La vocation de l’envoyé est donc claire: habité par l’Esprit, il vient annoncer la Bonne Nouvelle de la libération (v.2), ce qui le remplit de joie (v.10), une joie comparable à celle que l’on éprouve lors d’un mariage (comme un jeune époux… comme une mariée…). Les échos poétiques de cet oracle (le diadème du marié, par exemple) font penser à un chant populaire pour des noces, un épithalame.

Jésus, au début de sa vie publique, affirmera être cet envoyé, en proclamant l’oracle d’Isaïe: «L’Esprit du Seigneur est sur moi… Aujourd’hui s’accomplit à vos oreilles ce passage de l’Écriture» (Lc 4,18.21). Jean-Baptiste reprendra alors les accents d’Isaïe: «Qui a l’épouse est l’époux; mais l’ami de l’époux qui se tient là et qui l’entend, est ravi de joie à la voix de l’époux. Telle est ma joie, et elle est complète» (Jn 3,29).

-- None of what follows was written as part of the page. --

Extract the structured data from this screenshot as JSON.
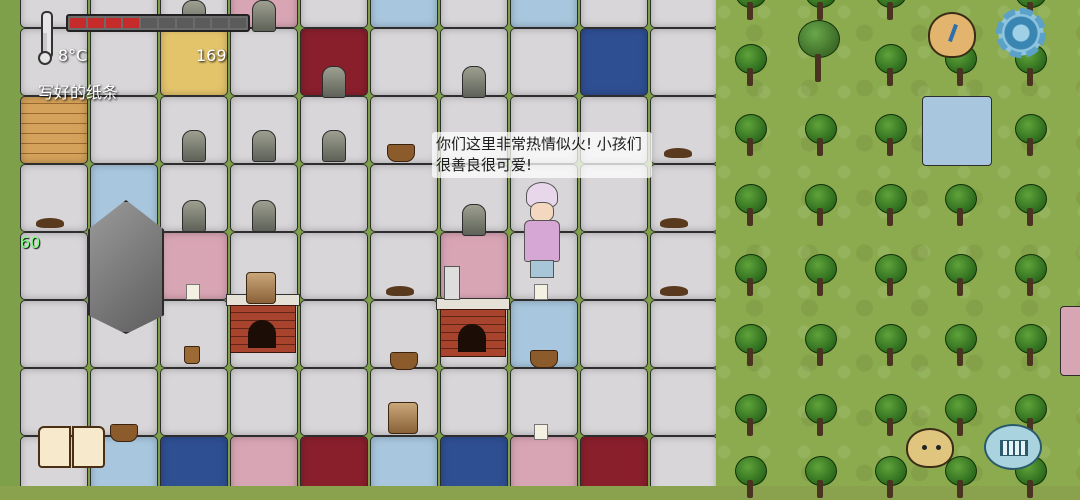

Le Psaume: Magnificat! (Lc 1)

La joie est contagieuse, et spirituellement féconde: nous en écoutons une manifestation éminente chez Marie, la comblée de grâce. Les thèmes précédents acquièrent une portée sans précédent: union avec Dieu de l’Immaculée, joie parfaite de la servante du Seigneur, fécondité surabondante de la Mère du Christ.

Le premier effet de la venue de Jésus a été la jubilation de Jean-Baptiste dans le sein de sa mère, qui entraîna celle de Marie, exprimée par le Magnificat que nous proclamons à la messe. L’oracle d’Isaïe 61 peut être relu à sa lumière: ce n’est plus seulement l’envoyé qui exulte en Dieu, mais c’est, avec le Précurseur, le peuple tout entier qui tressaille de joie, et Marie – la fille de Sion – prête ses lèvres à cette joie qui anime son cœur immaculé.

La Vierge reprend ainsi le thème de la restauration du Peuple (il relève Israël, son serviteur), qu’Isaïe avait contemplée de loin, mais que Jésus inaugure. Il est beau de voir s’accomplir en Marie l’intuition d’Isaïe sur la justice: «Il m’a couvert du manteau de la justiceLe Seigneur fera germer la justice et la louange devant toutes les nations» (Is 61,10-11): la Vierge sainte, que le Seigneur a préservée du péché originel en étendant sur elle son manteau de Miséricorde, est bien ce fruit de sainteté qui proclame la louange divine de par le monde.

La deuxième lecture: «soyez toujours dans la joie» (1Th 5)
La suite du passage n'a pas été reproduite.